2006/04/14

A ÂNCORA


Há imagens que ficam tão presentes na nossa memória que as comparo ao largo de uma cidade, onde habitualmente se coloca uma estátua, como memorial de uma figura ou de um acontecimento.

Na praça do meu imaginário, existe ao centro uma âncora gigantesca, memória de uma infância feliz que recordo, com um sorriso aberto nos lábios e uma lágrima a correr pela face.

Tinha então quatro anos e, como nos anos anteriores quando chegava o mês de Junho, fixávamos residência na Trafaria.

Naqueles tempos, a palavra poluição ainda não existia nos dicionários da beira do rio e as águas do estuário do Tejo eram azuis, transparentes e, tirando um dia ou outro de nortada, calmas e quase sem ondulação.

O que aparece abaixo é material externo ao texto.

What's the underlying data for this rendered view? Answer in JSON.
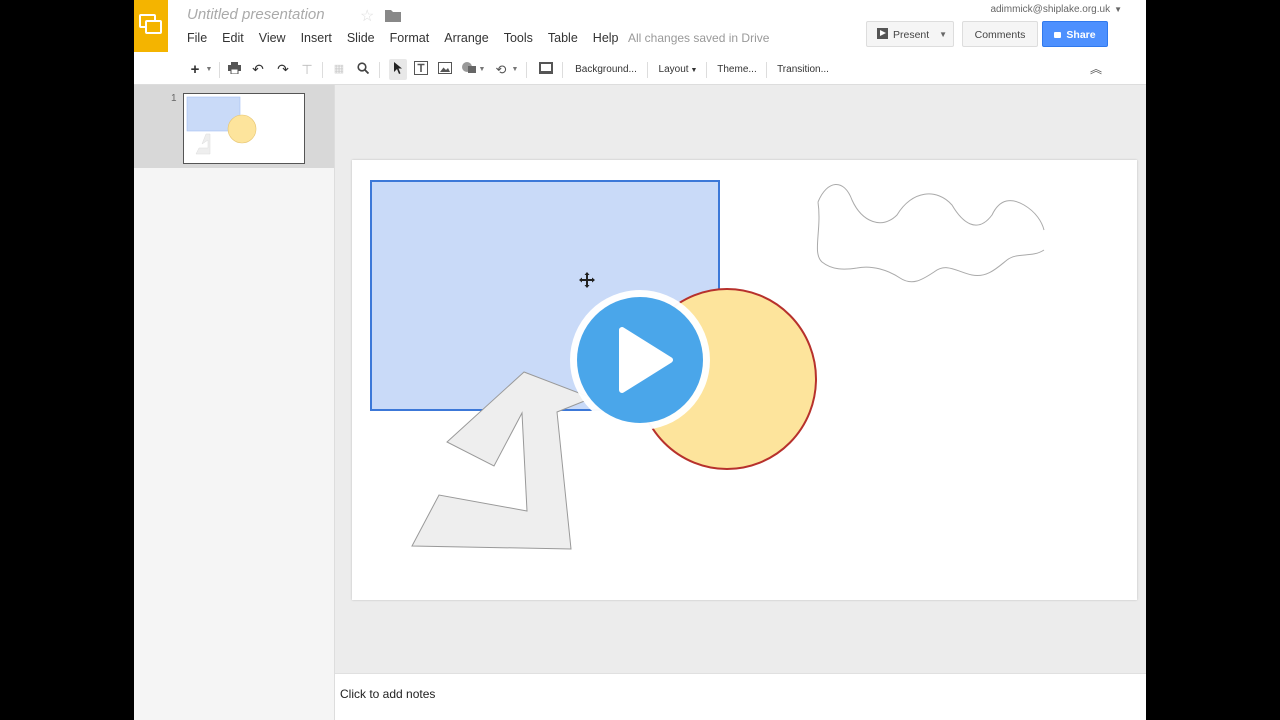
{
  "app": {
    "title": "Untitled presentation",
    "save_status": "All changes saved in Drive",
    "account": "adimmick@shiplake.org.uk",
    "brand_color": "#f4b400"
  },
  "menu": [
    "File",
    "Edit",
    "View",
    "Insert",
    "Slide",
    "Format",
    "Arrange",
    "Tools",
    "Table",
    "Help"
  ],
  "buttons": {
    "present": "Present",
    "comments": "Comments",
    "share": "Share",
    "share_color": "#4d90fe"
  },
  "toolbar": {
    "background": "Background...",
    "layout": "Layout",
    "theme": "Theme...",
    "transition": "Transition..."
  },
  "filmstrip": {
    "slides": [
      {
        "number": "1"
      }
    ]
  },
  "notes": {
    "placeholder": "Click to add notes"
  },
  "slide": {
    "shapes": [
      {
        "kind": "rectangle",
        "fill": "#c9daf8",
        "stroke": "#3c78d8"
      },
      {
        "kind": "ellipse",
        "fill": "#fde49c",
        "stroke": "#b7312c"
      },
      {
        "kind": "freeform-polygon",
        "fill": "#eeeeee",
        "stroke": "#999999"
      },
      {
        "kind": "scribble-line",
        "stroke": "#aaaaaa"
      }
    ]
  },
  "overlay": {
    "icon": "play-icon",
    "color": "#4aa6ea"
  }
}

A ponte não passava de um sonho futurista, o rio era a única via de comunicação com Lisboa e, nesse tempo a Trafaria já tinha o seu pequeno porto fluvial, de onde partiam e chegavam aquelas cascas de noz com nomes parecidos com os dos barcos de pesca que lhes deram origem: “Sempre Fixe”, “Favorito”, “Alcântara”... Nomes simples como os nomes dos seus timoneiros, homens que tinham por radar a alma e por GPS a experiência e a coragem: “mestre Mário”, “mestre Zé”, mestre Zé Boia etc.

Era neste ambiente de aldeia de pescadores, gente temperada pelo mar e por uma vida dura, que eu passava o Verão da minha infância.

Como acontecia com todas as famílias de veraneantes, as mulheres e as crianças ficavam a banhos e os homens madrugavam para apanhar o barco para Lisboa rumo aos seus empregos.

De manhã, praia até ao meio-dia, depois de almoço uma sesta no pinhal e, passada a “hora do calor”, regressava-se à praia.

Era neste último período do dia que eu contava os segundos e olhava para o pontão, esperando ansiosamente que o barco me trouxesse o meu pai. Depois, quando o barco chegava, arregalava os olhos para conseguir distingui-lo no meio das pessoas que se dirigiam para a praia, para terminar numa apoteose comigo a correr para aqueles braços abertos.

Valia a pena aquela espera, para poder compartilhar com o meu pai o último banho do dia e mostrar as minhas novas habilidades aquáticas.

Mas o melhor era quando ele ficava de férias, tê-lo o dia inteiro só para mim, para passear, nadar e, sobretudo para inundá-lo com torrentes de perguntas, porquês tão grandes que só a infinita paciência dele conseguia superá-los em dimensão.

Havia também aqueles passeios à “Cova do Vapor”, local místico em que o Tejo encontrava o mar, um areal a perder de vista com um murmurejar característico do mar e um aroma de maresia de que, infelizmente, apenas resta a recordação.

Foi aqui que a encontrei, ao longe, no meio do areal, parecia uma cauda de baleia.

Sem pensar, corri à desfilada nas minhas perninhas de criança e, ainda ofegante, constatei que se tratava de uma âncora, enorme, do tamanho de um homem, especada na areia a uns 100 metros da água.

Era uma daquelas âncoras que eu via penduradas nas proas dos grandes navios mas, ali semi enterrada na areia, aos meus olhos de criança parecia ainda maior.

A minha cabeça fervilhava: como teriam levado para ali uma coisa tão grande, quem o teria feito, onde estaria o navio a que pertencia... Quem, como e porquê?

Aquela âncora teria, quem sabe, impedido o naufrágio de um qualquer navio, em mar revolto...

Durante muitos anos, aquela âncora gigantesca permaneceu um mistério, aquela forma negra no meio do areal, acompanhou-me sempre ao longo da vida.

Hoje, na Praça do meu imaginário existe uma âncora gigantesca, com um braço enterrado e o outro apontando para o céu, um símbolo de tenacidade, integridade e honestidade.

Como na maioria dos monumentos, junto à base existe uma inscrição:

Pela força do teu exemplo e por teres sido a âncora da minha vida, obrigado meu pai.